So you took the plunge and invested in new software. Whether you are introducing the new technology to every employee in your organization, or just a departmental team, it can often be an exciting but stressful time. If you want to ensure you maximize adoption to see a return on your investment, you need to onboard your technology effectively.
Software Insider recently published a report on the most important factors when purchasing software, and ease of use was ranked last in the priority of consideration factors. Organizations are choosing price, features, integrations and support over ease of use. Which means, these same organizations need to make sure they are not overlooking the costs of training their employees.
New technology is no good on its own. You need the right people with the right skills and know how to utilize your new tool in order to create value for your business. Prevent your team from running the risk of not investing in employee training. Set your new technology onboarding up for success by following these 3 guidelines.
You likely already have goals in mind regarding the return on your software investment. In order to meet those goals you need to create specific and measurable objectives for what each employee should be able to accomplish with the new technology. Ensure you get the most out of your technology by identifying SMART (specific, measurable, attainable, results-oriented and time bound) goals and then pair them with your business metrics.
At Learnkit we help our client’s achieve learning goals that align with key business drivers to ensure a positive impact on the business. Keep these goals in mind when building your onboarding and remember to set targets that are easily achievable for your team members. At first, your goal should just be to get people using the software, not to turn them off from using it by making it a make-work project. At the end of the day, if the technology you’re implementing solves the needs of your business and employees well, it should be a straight forward to keep them using it and proving the ROI.
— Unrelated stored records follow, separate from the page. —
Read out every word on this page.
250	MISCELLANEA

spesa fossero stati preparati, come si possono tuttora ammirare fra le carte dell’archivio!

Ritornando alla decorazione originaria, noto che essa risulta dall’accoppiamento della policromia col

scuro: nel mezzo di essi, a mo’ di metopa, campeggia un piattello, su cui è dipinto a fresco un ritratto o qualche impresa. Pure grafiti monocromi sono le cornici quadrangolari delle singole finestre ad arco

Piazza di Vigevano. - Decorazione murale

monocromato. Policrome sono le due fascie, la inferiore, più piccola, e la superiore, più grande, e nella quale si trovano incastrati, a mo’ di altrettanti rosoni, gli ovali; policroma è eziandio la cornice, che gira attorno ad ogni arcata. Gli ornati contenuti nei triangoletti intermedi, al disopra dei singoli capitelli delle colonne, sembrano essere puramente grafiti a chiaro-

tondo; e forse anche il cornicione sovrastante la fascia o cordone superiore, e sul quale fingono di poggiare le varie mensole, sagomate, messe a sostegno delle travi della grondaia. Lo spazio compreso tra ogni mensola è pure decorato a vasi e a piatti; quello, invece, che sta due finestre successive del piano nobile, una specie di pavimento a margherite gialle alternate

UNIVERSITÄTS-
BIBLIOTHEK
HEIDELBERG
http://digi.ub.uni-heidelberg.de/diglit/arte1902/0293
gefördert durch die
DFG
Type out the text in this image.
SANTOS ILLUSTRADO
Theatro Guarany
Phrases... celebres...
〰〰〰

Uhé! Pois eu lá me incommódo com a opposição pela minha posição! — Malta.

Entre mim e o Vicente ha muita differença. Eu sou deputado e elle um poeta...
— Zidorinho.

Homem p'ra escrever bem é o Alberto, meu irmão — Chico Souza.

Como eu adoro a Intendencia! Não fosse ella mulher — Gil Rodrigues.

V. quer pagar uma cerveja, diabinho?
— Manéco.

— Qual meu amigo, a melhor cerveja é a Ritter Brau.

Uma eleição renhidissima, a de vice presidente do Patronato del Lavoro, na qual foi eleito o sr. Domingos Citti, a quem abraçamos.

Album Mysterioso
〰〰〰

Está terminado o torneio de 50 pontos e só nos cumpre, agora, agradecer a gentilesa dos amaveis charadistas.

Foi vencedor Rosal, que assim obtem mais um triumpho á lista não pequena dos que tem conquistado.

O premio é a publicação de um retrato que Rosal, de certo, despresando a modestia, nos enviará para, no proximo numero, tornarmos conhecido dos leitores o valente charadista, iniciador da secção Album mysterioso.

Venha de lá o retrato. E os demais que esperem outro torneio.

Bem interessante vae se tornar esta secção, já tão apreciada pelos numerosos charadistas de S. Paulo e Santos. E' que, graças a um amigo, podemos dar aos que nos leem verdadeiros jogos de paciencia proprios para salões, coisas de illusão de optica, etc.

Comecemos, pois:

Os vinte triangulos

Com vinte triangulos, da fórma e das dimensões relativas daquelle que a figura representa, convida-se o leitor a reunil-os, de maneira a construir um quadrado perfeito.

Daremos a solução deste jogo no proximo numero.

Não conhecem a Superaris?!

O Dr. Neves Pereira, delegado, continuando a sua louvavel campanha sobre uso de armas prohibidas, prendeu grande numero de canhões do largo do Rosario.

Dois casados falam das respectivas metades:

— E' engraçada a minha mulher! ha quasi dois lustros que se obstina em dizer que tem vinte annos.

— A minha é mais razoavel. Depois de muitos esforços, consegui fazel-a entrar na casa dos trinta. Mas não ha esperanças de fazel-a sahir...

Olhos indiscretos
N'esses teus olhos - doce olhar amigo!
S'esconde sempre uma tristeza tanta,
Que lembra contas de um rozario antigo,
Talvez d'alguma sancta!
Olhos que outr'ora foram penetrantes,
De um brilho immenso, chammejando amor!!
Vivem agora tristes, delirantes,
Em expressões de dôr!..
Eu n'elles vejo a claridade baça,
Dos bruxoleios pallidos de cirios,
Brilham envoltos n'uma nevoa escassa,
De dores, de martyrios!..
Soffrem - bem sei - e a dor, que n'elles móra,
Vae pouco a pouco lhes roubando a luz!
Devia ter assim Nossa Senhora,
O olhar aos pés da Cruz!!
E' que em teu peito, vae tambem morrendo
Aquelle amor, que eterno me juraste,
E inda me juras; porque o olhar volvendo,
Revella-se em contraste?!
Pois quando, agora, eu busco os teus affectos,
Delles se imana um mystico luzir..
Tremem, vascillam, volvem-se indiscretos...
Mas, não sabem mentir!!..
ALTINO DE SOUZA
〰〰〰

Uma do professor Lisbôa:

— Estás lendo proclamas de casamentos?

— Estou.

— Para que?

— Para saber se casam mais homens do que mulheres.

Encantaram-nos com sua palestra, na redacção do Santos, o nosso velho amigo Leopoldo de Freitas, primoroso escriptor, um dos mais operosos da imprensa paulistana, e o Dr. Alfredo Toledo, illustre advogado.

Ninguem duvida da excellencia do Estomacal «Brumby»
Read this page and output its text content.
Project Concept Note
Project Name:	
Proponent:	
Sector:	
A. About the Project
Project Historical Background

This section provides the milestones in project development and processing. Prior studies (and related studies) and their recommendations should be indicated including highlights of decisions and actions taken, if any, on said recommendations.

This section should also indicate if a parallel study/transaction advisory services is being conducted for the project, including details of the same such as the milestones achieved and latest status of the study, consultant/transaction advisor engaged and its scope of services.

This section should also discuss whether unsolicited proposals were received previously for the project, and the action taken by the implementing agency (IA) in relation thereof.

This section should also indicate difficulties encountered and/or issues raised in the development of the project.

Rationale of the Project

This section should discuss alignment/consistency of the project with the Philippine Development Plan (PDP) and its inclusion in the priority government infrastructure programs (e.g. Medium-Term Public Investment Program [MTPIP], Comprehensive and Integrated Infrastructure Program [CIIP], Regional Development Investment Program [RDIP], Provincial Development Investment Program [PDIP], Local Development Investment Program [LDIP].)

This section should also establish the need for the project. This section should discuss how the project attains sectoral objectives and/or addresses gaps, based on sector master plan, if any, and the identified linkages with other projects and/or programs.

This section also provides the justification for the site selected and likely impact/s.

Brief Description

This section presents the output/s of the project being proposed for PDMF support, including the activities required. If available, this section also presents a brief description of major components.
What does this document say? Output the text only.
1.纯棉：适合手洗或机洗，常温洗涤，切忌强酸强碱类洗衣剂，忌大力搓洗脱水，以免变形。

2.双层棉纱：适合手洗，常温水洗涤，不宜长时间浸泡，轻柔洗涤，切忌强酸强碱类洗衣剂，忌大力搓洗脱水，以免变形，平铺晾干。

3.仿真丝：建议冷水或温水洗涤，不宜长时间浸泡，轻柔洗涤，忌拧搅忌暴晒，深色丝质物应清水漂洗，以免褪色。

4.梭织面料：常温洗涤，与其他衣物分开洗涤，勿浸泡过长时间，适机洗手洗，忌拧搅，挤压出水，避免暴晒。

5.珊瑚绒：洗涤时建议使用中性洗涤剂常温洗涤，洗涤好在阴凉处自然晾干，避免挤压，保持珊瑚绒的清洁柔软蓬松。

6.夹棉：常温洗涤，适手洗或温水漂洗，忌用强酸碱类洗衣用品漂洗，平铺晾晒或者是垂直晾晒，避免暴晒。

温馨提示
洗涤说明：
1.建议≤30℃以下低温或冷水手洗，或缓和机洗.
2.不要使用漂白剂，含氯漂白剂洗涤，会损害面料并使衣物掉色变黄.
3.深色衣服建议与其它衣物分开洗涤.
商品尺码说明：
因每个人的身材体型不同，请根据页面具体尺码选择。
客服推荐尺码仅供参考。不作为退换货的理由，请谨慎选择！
At first, your goal should just be to get people using the software, not to turn them off from using it by making it a make-work project. At the end of the day, if the technology you’re implementing solves the needs of your business and employees well, it should be a straight forward to keep them using it and proving the ROI.
Everyone learns differently. Meaning different learning styles, at a different pace and with different needs. Make sure your training for the new software meets the variation in learning needs and is also accessible when your employees need it. Providing training with asynchronous elearning modules allows your employees to access the information how they need it and when they need it.
With real-time access, your employees can review the learning on their own and revisit concepts that they need to spend more time with. This allows learners to lean on elearning opposed to solely relying on memory or support materials from an in-person training session.
For the best results from your onboarding, always blend your training. By providing a combination of in-person and online support for your employees you will be able to make the most of the time and dollars spent in-person with a trainer. Use learning to teach foundational concepts to allow your employees to have a solid baseline knowledge.
By bringing everyone to the same level, you can make better use of the time spent in a group setting learning about the technology. Elearning also helps to protect productivity by minimizing the time spent in group settings, by delivering learning through a cost-effective online medium.
Implementing a new technology often calls for changes in business processes and infrastructure, so it is critical to ensure you make a smooth transition. While it may require a significant additional amount of effort to invest in training your employees, if you do it right, it will be worth the effort in the end.
Following these 3 guidelines will help you to utilize the best practices for getting your team up to speed on your new technology in the least time possible, and therefore, providing a better and quicker return on your technology investment.